Dunkelman worked behind the scenes for trustees and Nordenberg

Robert E. Dunkelman, former secretary of the Board of Trustees and special assistant to Chancellor Mark Nordenberg, died May 12, 2022, at 91.

In his eulogy, Nordenberg remembered Bob Dunkelman as “a very special person — a highly accomplished professional who touched countless individuals in positive ways — through his work, through his community service and just by being who he was, a warm and wonderful human being.”

Born in Wilmerding, Dunkelman earned his degree in industrial engineering from Pitt in 1954, worked for Westinghouse and served in the Army. But he spent the bulk of his career, 44 years, at Pitt beginning in 1958, first as budget director, then as vice provost for resource management and interim senior vice chancellor for business and finance, before attaining his final positions in 1992. “That list of positions, standing alone, is impressive,” Nordenberg said. “Far more important, though, was the good he did and the respect he earned in each of them.

“He quickly proved himself to be knowledgeable, helpful, capable and completely trustworthy.  From those early interactions, then, we built a productive working relationship and a strong friendship, with my feelings of admiration and affection for Bob growing with each passing year.”

When Dunkelman retired in 2002, he was named secretary emeritus of the corporation and the Board of Trustees, a unique honor in the history of the University.

His other service to Pitt included working as executive secretary to the University's presidential search committee (1990-1992) and chairing the senior vice chancellor for business and finance search committee. He was an administrative liaison to the University Senate’s benefits and welfare, budget policies and organization and procedures committees.

“I was one of many people whom Bob coached when being introduced to this world” of central administration and the Board of Trustees, recalled Randy Juhl, now distinguished service professor emeritus in the School of Pharmacy. In 2002, he became part of the University's senior leadership team as vice chancellor for research conduct and compliance.
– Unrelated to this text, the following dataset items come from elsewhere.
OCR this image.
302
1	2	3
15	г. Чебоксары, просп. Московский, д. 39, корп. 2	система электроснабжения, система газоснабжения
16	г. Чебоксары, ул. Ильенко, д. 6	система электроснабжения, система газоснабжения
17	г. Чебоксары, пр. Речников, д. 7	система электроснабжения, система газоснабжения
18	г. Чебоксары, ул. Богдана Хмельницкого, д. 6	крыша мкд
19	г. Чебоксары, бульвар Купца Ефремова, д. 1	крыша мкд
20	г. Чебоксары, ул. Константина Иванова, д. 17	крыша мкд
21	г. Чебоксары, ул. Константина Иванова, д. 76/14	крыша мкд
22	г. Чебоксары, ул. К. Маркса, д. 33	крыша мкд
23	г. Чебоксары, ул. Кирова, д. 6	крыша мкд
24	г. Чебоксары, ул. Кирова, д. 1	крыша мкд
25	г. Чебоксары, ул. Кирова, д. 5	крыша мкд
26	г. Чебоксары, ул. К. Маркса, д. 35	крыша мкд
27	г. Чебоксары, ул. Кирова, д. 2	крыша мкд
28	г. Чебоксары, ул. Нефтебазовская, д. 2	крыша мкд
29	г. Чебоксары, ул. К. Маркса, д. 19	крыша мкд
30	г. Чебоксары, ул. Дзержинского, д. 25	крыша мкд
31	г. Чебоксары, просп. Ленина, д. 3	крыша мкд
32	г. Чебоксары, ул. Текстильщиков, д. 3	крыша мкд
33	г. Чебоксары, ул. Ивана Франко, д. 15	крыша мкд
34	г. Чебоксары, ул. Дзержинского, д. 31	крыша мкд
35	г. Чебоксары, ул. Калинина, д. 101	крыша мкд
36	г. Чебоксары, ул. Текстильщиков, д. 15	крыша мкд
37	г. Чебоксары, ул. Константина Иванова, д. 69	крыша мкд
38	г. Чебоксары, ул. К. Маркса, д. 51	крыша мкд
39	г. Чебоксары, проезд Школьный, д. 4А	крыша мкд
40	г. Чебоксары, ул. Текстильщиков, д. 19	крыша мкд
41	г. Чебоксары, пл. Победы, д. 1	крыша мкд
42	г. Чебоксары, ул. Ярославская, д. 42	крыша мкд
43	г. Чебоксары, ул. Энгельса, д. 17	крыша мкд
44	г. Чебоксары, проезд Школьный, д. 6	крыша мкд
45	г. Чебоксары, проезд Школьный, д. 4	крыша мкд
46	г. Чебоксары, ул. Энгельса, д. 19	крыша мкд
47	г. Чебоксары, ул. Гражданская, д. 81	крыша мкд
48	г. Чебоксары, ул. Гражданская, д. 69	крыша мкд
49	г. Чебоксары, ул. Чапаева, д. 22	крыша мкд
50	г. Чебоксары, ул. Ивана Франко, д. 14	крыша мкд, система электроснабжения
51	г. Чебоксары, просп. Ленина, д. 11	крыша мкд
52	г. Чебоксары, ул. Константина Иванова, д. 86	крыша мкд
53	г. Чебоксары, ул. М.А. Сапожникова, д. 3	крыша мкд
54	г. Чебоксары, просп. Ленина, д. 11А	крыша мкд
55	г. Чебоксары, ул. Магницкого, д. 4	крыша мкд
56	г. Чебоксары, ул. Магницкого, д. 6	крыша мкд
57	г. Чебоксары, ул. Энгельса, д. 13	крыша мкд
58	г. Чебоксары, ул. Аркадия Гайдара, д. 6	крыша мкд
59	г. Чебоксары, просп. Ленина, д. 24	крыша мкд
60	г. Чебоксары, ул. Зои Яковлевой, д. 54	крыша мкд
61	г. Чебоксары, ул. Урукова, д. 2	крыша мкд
Dunkelman, he said, set the tone and tenor of the Board of Trustees’ business, since much of the work goes on in committees prior to the public board meetings. “Bob Dunkelman played a huge role behind the scenes in that,” fielding trustees’ phone calls about the propriety of participating in certain aspects of Pitt policy when their own business interests overlapped, for instance. “Bob handled this kind of thing with aplomb. He was a very gregarious, outgoing individual and always had his eye out for things we should be aware of” — down to the proper seating for board members at social events.

“He was a consummate professional who touched a lot of people's lives. He was one of the good guys,” Juhl said.

Dunkelman and his wife, Barb, Juhl added, “were just a tremendous team together — just delightful to be around” at University functions.

Thanks to Dunkelman’s deep integrity and character, remembered Arthur Ramicone, who retired as senior vice chancellor and chief financial officer in 2018, “you could always trust Bob to deal with things unemotionally. He was always consistent. He was always a gentleman.

“These are high-powered individuals” on the board, Ramicone said. “You have to gain their trust and they have to respect you, too. Bob was very effective with that. He did a wonderful job of helping me navigate board politics. Bob would reach out to the board members individually.”

Dunkelman would also help trustees learn about the nonprofit world, the worlds of research and fundraising, Ramicone added. “Bob would help both internally and externally bridge that gap. Not everybody is able to do that.”

Chancellor Emeritus Nordenberg also noted that, when he was a new dean in the School of Law in the mid-1980s, Dunkelman helped him find his bearings in that position.

“Everyone agreed that Bob never sought the limelight but was very content to work behind the scenes to advance Pitt’s interests,” he said in his eulogy. “Those of us who knew and liked Bob liked everything about him. … I see an unbroken pattern of Bob always doing the right thing and always doing it in the right way and always building good will along the way. That is an amazing legacy — one of which Bob could rightfully be proud and one that brought honor to his family and to his University.”

He is survived by his wife of almost 56 years, Barbara; daughter Missy Udekwu; granddaughter Lily Udekwu, and nieces and nephews.

Memorial gifts are suggested to the Shadyside Presbyterian Church or the Swanson School of Engineering.